INTRODUÇÃO
À PEDAGOGIA – 2° edição
Lauro
de Oliveira Lima
Editora
Brasiliense
Capítulo
1
3º
parte
...A criança, pois, prossegue sua
embriologia depois do nascimento, quer complementando o desenvolvimento dos
órgãos e tecidos (como ocorre, sobretudo, com o sistema nervoso), quer imitando
ou inventando modelos de comportamento (esquemas de assimilação). Assim, como
não se pode “acelerar” a gestação uterina, não se pode “atropelar” a construção
dos comportamentos, sobretudo por que os comportamentos se formam por
diferenciação ou composição de comportamentos mais elementares, precisamente,
como ocorreu na construção dos órgãos no útero (construção sequencial). Daí a
paciência que é preciso ter-se para “educar” uma criança: temos de acompanhar
seu próprio ritmo. A criança não está à disposição do educador para que ele
dela faça o que quer (pedagogia, em grego, quer dizer, “conduzi-la”, se
obedecermos a seus processos embriológicos). Não se pode ensinar qualquer coisa
à criança de qualquer idade: cada “aprendizagem” depende do grau de
desenvolvimento alcançado pela criança, fato que complica, enormemente, a
escolha das situações que apresentamos às crianças como estímulo pedagógico.
Como as crianças têm sofrido, através da história, por querermos que elas
adquiram comportamentos incompatíveis com sua embriologia! ... E, mais trágico
ainda: quantos comportamentos deixam de ser adquiridos porque não criamos
situações adequadas para sua construção, no momento apropriado da gestação
(cada comportamento tem sua época própria para formar-se, ao longo do
desenvolvimento, momento que, perdido, jamais voltará a apresentar-se)! Durante
milênios, a educação das crianças foi totalmente aleatória. Só recentemente
(Piaget), começou-se a entender a embriologia do ser humano, tornando-se a
educação um processo científico.
Em síntese, todos os seres vivos são sistemas abertos cuja sobrevivência
depende do meio. Para assimilar o meio, os organismos usam o comportamento
(instintivo, habitual ou inteligente). No caso particular do ser humano, o
comportamento nunca é instintivo (salvo algumas “montagens hereditárias”

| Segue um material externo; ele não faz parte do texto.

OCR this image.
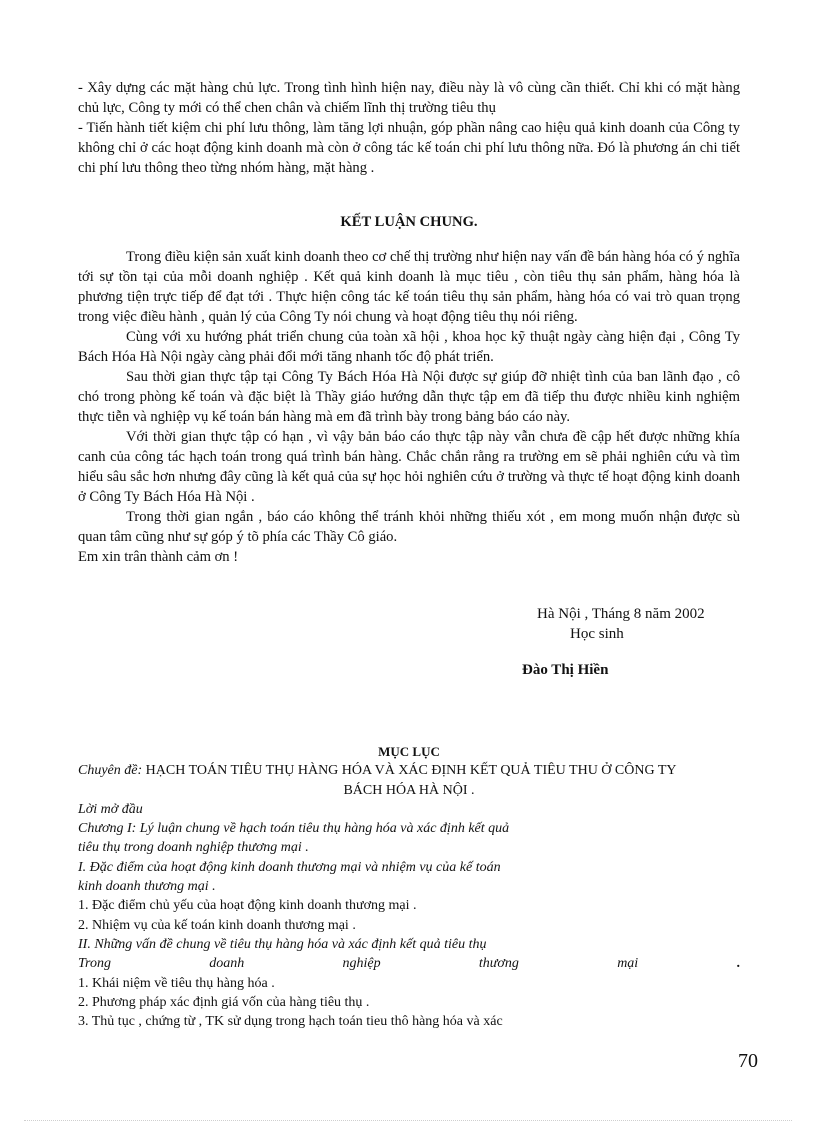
- Xây dựng các mặt hàng chủ lực. Trong tình hình hiện nay, điều này là vô cùng cần thiết. Chỉ khi có mặt hàng chủ lực, Công ty mới có thể chen chân và chiếm lĩnh thị trường tiêu thụ

- Tiến hành tiết kiệm chi phí lưu thông, làm tăng lợi nhuận, góp phần nâng cao hiệu quả kinh doanh của Công ty không chỉ ở các hoạt động kinh doanh mà còn ở công tác kế toán chi phí lưu thông nữa. Đó là phương án chi tiết chi phí lưu thông theo từng nhóm hàng, mặt hàng .

KẾT LUẬN CHUNG.

Trong điều kiện sản xuất kinh doanh theo cơ chế thị trường như hiện nay vấn đề bán hàng hóa có ý nghĩa tới sự tồn tại của mỗi doanh nghiệp . Kết quả kinh doanh là mục tiêu , còn tiêu thụ sản phẩm, hàng hóa là phương tiện trực tiếp để đạt tới . Thực hiện công tác kế toán tiêu thụ sản phẩm, hàng hóa có vai trò quan trọng trong việc điều hành , quản lý của Công Ty nói chung và hoạt động tiêu thụ nói riêng.

Cùng với xu hướng phát triển chung của toàn xã hội , khoa học kỹ thuật ngày càng hiện đại , Công Ty Bách Hóa Hà Nội ngày càng phải đổi mới tăng nhanh tốc độ phát triển.

Sau thời gian thực tập tại Công Ty Bách Hóa Hà Nội được sự giúp đỡ nhiệt tình của ban lãnh đạo , cô chó trong phòng kế toán và đặc biệt là Thầy giáo hướng dẫn thực tập em đã tiếp thu được nhiều kinh nghiệm thực tiễn và nghiệp vụ kế toán bán hàng mà em đã trình bày trong bảng báo cáo này.

Với thời gian thực tập có hạn , vì vậy bản báo cáo thực tập này vẫn chưa đề cập hết được những khía canh của công tác hạch toán trong quá trình bán hàng. Chắc chắn rằng ra trường em sẽ phải nghiên cứu và tìm hiểu sâu sắc hơn nhưng đây cũng là kết quả của sự học hỏi nghiên cứu ở trường và thực tế hoạt động kinh doanh ở Công Ty Bách Hóa Hà Nội .

Trong thời gian ngắn , báo cáo không thể tránh khỏi những thiếu xót , em mong muốn nhận được sù quan tâm cũng như sự góp ý tõ phía các Thầy Cô giáo.

Em xin trân thành cảm ơn !

Hà Nội , Tháng 8 năm 2002
Học sinh
Đào Thị Hiền
MỤC LỤC
Chuyên đề: HẠCH TOÁN TIÊU THỤ HÀNG HÓA VÀ XÁC ĐỊNH KẾT QUẢ TIÊU THU Ở CÔNG TY
BÁCH HÓA HÀ NỘI .
Lời mở đầu
Chương I: Lý luận chung về hạch toán tiêu thụ hàng hóa và xác định kết quả
tiêu thụ trong doanh nghiệp thương mại .
I. Đặc điểm của hoạt động kinh doanh thương mại và nhiệm vụ của kế toán
kinh doanh thương mại .
1. Đặc điểm chủ yếu của hoạt động kinh doanh thương mại .
2. Nhiệm vụ của kế toán kinh doanh thương mại .
II. Những vấn đề chung về tiêu thụ hàng hóa và xác định kết quả tiêu thụ
Trong	doanh	nghiệp	thương	mại	.
1. Khái niệm về tiêu thụ hàng hóa .
2. Phương pháp xác định giá vốn của hàng tiêu thụ .
3. Thủ tục , chứng từ , TK sử dụng trong hạch toán tieu thô hàng hóa và xác
70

denominadas reflexos): ou é um automatismo resultante da imitação e/ou
repetição ou uma estratégia inventada. Para adquirir novos comportamentos
(hábito ou estratégia inteligente), o organismo parte sempre de comportamentos
anteriores, de tal modo que todo novo comportamento é uma modificação de
comportamentos já existentes. A construção de novos comportamentos ocorre ao
longo da assimilação da realidade: quando os esquemas são insuficientes para
assimilar a realidade, o organismo (mente) vê-se forçado a estruturar esquemas
mais complexos e diversificados (acomodação). Só surgem novos comportamentos
quando o organismo (mente) está em atividade assimiladora. São os obstáculos encontrados
pela assimilação que possibilitam a construção de novos esquemas. O próprio
organismo – por determinação do código genético – cria as dificuldades
(problemas) para resolver, na busca de assimilar a realidade toda (a realidade
é permanente obstáculo para a assimilação). O desenvolvimento do ser humano só
se conclui com a “abertura para todos os possíveis” (abertura que está
inserida, como possibilidade, em seu código genético). A pedagogia é um esforço
técnico-científico de criar condições para que o ser humano realize,
embriologicamente, todas as suas possibilidades. Para isto, o educador
complexifica, progressiva e sequencialmente, as situações que a criança se veja
forçada a criar comportamentos adaptativos, com o cuidado de adequar,
qualitativa e quantitativamente, as situações ao momento embriológico
(competência), o que implica a complexificação crescente destas situações (o
nascimento é um exemplo de complexificação da situação em que o organismo
vivia). Quando a complexidade alcança certo nível, o pedagogo, mesmo que
deseje, não pode mais recorrer aos hábitos (inteligência curta), tendo de
apelar para a inteligência (abertura para todos os possíveis). Depois de
milênios de “educação pelos hábitos”, a humanidade descobriu que, desde a mais
tenra idade, a criança pode ser “educada pela inteligência”, modelo de
comportamento próprio de sua espécie. Mas, a mudança de processo não é
tranquila: trava-se, neste momento, nas escolas, cruenta batalha entre a
tradição milenar da exercitação e o novo modelo de educação criativa.